La bailleresse n'a produit elle-même aucun élément chiffré concernant une éventuelle reconversion des locaux aux motifs qu'une telle reconversion est impossible au visa du plan local d'urbanisme qui prohibe selon elle des surfaces d'entrepôts à cet endroit ; or une transformation des locaux en supermarché ou encore en restaurant, salle de sport ou de spectacle ne peut avoir pour objet de modifier leur affectation commerciale comportant réception de la clientèle, par opposition à celle d'entrepôt ou de stockage citée à tort par l'expert, et une nouvelle affectation n'imposerait d'ailleurs pas une nouvelle destination du bail puisque celui-ci est 'tous commerces'.
La bailleresse n'opère au surplus aucune critique précise du devis présenté par la locataire pour une réaffectation des locaux hors pollution éventuelle pour un prix quoique minime de 34 400 € ht ; s'agissant enfin des contraintes liées aux normes d'accès aux handicapés ou encore de protection contre les incendies, elle ne produit pas davantage à cet égard d'élément chiffré tenant compte de l'amplitude des locaux qui permettrait de conclure que des travaux coûteux s'imposeraient en cas de changement d'affectation.
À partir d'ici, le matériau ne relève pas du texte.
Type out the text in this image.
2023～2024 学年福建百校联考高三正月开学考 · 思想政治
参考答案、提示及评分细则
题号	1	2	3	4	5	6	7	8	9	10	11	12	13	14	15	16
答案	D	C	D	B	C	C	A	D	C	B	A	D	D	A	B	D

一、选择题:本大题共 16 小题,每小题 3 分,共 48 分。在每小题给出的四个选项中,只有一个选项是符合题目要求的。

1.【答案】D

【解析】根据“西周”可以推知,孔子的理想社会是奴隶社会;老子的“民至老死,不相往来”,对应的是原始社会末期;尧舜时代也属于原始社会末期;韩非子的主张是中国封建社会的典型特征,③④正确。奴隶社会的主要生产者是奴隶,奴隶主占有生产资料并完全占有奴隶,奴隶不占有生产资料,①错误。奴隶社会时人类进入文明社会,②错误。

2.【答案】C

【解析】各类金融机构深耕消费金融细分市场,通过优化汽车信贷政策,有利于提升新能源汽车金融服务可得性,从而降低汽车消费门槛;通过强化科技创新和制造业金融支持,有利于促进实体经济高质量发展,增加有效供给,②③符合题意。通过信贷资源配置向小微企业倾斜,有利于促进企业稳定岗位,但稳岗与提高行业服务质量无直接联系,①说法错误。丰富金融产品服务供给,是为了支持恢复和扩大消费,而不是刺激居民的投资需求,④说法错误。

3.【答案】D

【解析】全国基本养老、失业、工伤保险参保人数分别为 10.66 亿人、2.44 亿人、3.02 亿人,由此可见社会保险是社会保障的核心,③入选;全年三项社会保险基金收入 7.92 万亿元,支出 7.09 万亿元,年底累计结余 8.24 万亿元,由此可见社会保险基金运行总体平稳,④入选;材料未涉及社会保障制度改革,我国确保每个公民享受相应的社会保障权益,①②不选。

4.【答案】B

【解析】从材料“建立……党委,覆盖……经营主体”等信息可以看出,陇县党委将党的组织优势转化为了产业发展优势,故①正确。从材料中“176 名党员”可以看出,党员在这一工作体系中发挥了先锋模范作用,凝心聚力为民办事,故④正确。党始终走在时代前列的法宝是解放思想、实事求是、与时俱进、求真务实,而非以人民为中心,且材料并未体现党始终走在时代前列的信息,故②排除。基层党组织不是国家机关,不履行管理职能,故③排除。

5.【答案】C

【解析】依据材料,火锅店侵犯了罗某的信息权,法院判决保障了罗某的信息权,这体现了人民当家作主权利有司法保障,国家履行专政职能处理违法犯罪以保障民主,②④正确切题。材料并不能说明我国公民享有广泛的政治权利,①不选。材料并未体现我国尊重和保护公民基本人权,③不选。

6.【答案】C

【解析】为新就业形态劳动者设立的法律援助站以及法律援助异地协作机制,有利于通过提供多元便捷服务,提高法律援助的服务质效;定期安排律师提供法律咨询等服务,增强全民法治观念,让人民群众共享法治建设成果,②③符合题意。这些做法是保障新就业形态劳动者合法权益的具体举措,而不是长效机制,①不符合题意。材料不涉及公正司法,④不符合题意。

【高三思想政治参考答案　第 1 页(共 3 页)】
Il s'ensuit que le premier juge a à bon droit estimé que le caractère monovalent des locaux n'était pas établi.
La société bailleresse s'agissant du calcul des surfaces, critique la surface pondérée calculée par l'expert en faisant état d'un précédent arrêt de cette cour confirmant un jugement ayant retenu l'appréciation de la valeur locative au m² réel d'un garage, mais ce faisant, elle n'opère aucune démonstration d'une modification de la surface pondérée par rapport à la précédente fixation du loyer.
Il s'ensuit que en ce qu'il a dit que le loyer devait être fixé à la valeur indiciaire de 55 022,95 € ht et hors charges, par application de l'article L. 145-34 du code de commerce, le jugement sera confirmé.
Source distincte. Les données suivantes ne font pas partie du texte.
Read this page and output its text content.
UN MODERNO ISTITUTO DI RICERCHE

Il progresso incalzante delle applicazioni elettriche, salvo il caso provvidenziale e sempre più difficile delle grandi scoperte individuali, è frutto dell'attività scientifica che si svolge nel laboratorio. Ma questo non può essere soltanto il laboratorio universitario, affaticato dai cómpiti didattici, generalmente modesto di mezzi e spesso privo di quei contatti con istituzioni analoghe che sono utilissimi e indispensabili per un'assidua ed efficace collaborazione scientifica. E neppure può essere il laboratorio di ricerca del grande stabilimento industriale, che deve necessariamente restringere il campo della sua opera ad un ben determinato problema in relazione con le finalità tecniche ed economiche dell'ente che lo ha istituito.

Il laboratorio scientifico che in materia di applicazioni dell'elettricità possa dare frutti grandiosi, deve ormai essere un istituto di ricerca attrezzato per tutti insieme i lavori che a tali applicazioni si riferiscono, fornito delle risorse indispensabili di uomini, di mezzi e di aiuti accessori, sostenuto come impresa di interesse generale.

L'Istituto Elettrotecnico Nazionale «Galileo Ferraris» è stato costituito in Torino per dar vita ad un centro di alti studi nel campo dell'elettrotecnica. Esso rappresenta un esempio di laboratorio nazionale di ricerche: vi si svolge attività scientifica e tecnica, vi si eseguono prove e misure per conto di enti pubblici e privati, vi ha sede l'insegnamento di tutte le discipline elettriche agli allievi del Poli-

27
La sci des [...] qui succombe en son recours supportera les dépens et paiera à la société Nouvelle Sud Automobiles une somme de 3 000 € sur le fondement de l'article 700 du code de procédure civile.
PAR CES MOTIFS
Confirme le jugement déféré,
Condamne la sci [...] à payer à la société Nouvelle Sud automobiles une somme de 3 000 € sur le fondement de l'article 700 du code de procédure civile et la condamne aux entiers dépens qui seront recouvrés conformément aux dispositions de l'article 700 du code de procédure civile.